Право, хорошо оно обернулося, грех жаловаться. Еще боялся чего-то… Чего боялся? Ничего такого уж страшного. Семейство дружное, за стол вместе садятся. Стол каждый раз от стены до стены яствами уставлен, а все до крошки съедают, Бенедикту за ними не угнаться.

Теща, конечно, больше всех себе накладывает, али, как Кудеяр Кудеярыч высказал, лидирует. За ней тесть, опосля — Оленька, ну а уж Бенедикт в хвосте плетется, сколько ж они над ним смеялися! Но по-доброму.

А берем не что ни попадя, а все по порядку. Спервоначалу на пирожки налегаем. Штук сорок в рот себе побросаем, один за другим, один за другим, — как горох. После — черед оладьям. Энтих тоже без счета. После папоротом закусим. Разогревшись, к супу перейдем. Тарелок пять откушамши, скажем: — Ну-ка, вроде аппетит проклюнулся! — тогда уж черед мясу. После мяса — блины: сметанкой полить, грибышей поверх шмякнуть, трубочкой свернуть, и — Господи, благослови! Жбан блинов-то и усидим. Потом, конечно, жамки сладкие с толчеными огнецами, ватрушки, пышки, а после — сыр и фрукты.

Бенедикт нипочем не хотел сыр и фрукты. Сопротивлялся.

— Это после сладкого?! Сыр?! Вы что?

Смеялися над ним.

— Объясняли же тебе: супруга моя, Феврония, из французов! Ведь объясняли?

Ведь какие вредные французы эти: поешь сыру, — тут тебя и выворотит, и прощай обед. Хоть сначала начинай. А крыжовник этот, фрукт кислый, страшный, волосатый, и того хуже. Грызешь, плачешь: козляком себя чувствуешь.

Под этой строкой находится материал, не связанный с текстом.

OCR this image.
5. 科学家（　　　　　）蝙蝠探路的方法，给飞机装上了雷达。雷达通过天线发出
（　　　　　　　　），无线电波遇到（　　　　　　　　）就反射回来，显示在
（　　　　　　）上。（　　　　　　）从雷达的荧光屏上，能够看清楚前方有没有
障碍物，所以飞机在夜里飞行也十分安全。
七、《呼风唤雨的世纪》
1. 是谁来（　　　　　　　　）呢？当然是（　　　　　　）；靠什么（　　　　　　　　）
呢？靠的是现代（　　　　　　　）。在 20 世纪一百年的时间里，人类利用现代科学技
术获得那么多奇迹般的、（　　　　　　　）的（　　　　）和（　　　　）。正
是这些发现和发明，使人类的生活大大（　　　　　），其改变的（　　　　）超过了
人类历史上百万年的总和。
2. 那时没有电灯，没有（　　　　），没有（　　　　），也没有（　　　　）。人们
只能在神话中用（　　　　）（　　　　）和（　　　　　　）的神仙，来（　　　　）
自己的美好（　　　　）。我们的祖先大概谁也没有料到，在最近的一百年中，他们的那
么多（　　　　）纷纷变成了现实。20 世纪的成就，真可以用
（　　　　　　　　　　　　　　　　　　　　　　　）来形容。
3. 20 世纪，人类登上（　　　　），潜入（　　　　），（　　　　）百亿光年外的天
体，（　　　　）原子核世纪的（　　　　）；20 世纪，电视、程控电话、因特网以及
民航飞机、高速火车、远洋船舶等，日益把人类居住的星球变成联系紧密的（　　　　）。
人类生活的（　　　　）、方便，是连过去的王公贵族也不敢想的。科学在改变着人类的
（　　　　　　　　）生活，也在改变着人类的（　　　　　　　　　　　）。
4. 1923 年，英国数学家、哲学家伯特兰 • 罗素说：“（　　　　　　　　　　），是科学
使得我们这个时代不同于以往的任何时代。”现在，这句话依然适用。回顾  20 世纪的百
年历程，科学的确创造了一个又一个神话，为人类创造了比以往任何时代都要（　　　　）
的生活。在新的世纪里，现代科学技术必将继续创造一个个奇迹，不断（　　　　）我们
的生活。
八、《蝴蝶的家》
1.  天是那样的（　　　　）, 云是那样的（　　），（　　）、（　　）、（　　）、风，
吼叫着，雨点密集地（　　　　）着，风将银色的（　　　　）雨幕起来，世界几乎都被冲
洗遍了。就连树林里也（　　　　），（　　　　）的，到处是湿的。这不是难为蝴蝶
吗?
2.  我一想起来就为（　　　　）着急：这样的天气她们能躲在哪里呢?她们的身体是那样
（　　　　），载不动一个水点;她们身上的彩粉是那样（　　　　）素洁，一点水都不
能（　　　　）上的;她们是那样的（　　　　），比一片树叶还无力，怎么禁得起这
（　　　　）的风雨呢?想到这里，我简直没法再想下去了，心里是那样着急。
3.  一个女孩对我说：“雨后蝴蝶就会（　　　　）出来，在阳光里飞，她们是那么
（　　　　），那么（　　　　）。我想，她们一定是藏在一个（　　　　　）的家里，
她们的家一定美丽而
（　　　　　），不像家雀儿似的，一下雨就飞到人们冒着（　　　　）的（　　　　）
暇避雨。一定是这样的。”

Это обед. Но окромя обеда тоже перекусываем: завтрак, второй завтрак, полдник, ужин, — обязательно. И на ночь с собой миску с едой дадут: а ну как ночью встанешь, по нужде, али как, — а от голода кишки сведет? Боже упаси.

Поел — отдыхать. На лежанке лежать. Дремать. У печки.

А то в сани сядем: осень, подморозило, так оно и хорошо. Вот с утра, глаза продрамши, с окна пузырь отведешь, глянешь: что природа-то? К зиме, никак? Воздух такой свежий, холодный, небо в белой мути. Первые снежинки, белые, большие, зубчатые, наземь падают. Сначала медленно, помаленьку, али сказать, штучно: пересчитать можно. Потом больше, больше, — вот уже сгустилось в воздухе: сначала забора не видать, потом построек ближних, а там разойдется, — и вообще ничего не увидишь, только сеть белая перед глазами пляшет. А в горнице чисто, тепло; печь потрескивает да гудит, лежанка широкая да мягкая, на лежанке Оленька развалилась, разленилась, из-под одеяла вылезать не хочет.

— Поди сюды, Бенедикт, любиться будем…

Окно опять завесишь, да и прыг к Оленьке под одеяло. Налюбившись, выползешь к столу, позавтракаешь, — и в сани. Сани тоже широкие, мягкие: шкурами устланы да подушками с курьим пером. А холопы еще шкуры несут: вроде как одеяла сверху. Обтыкают тебя шкурами со всех сторон, — лежишь, как в кровати. Теща бежит к тебе, миску с пирожками тащит:

— Ну-к, проголодаешься в дороге, не дай Бог.

Перерожденец валенками потопывает, ворчит.

— Погода… В такую погоду хороший хозяин собаку из дома не выгонит…

На что намекает, сволочь?

— Давай, Терентий, не рассуждай. Езжай. Кататься желаю.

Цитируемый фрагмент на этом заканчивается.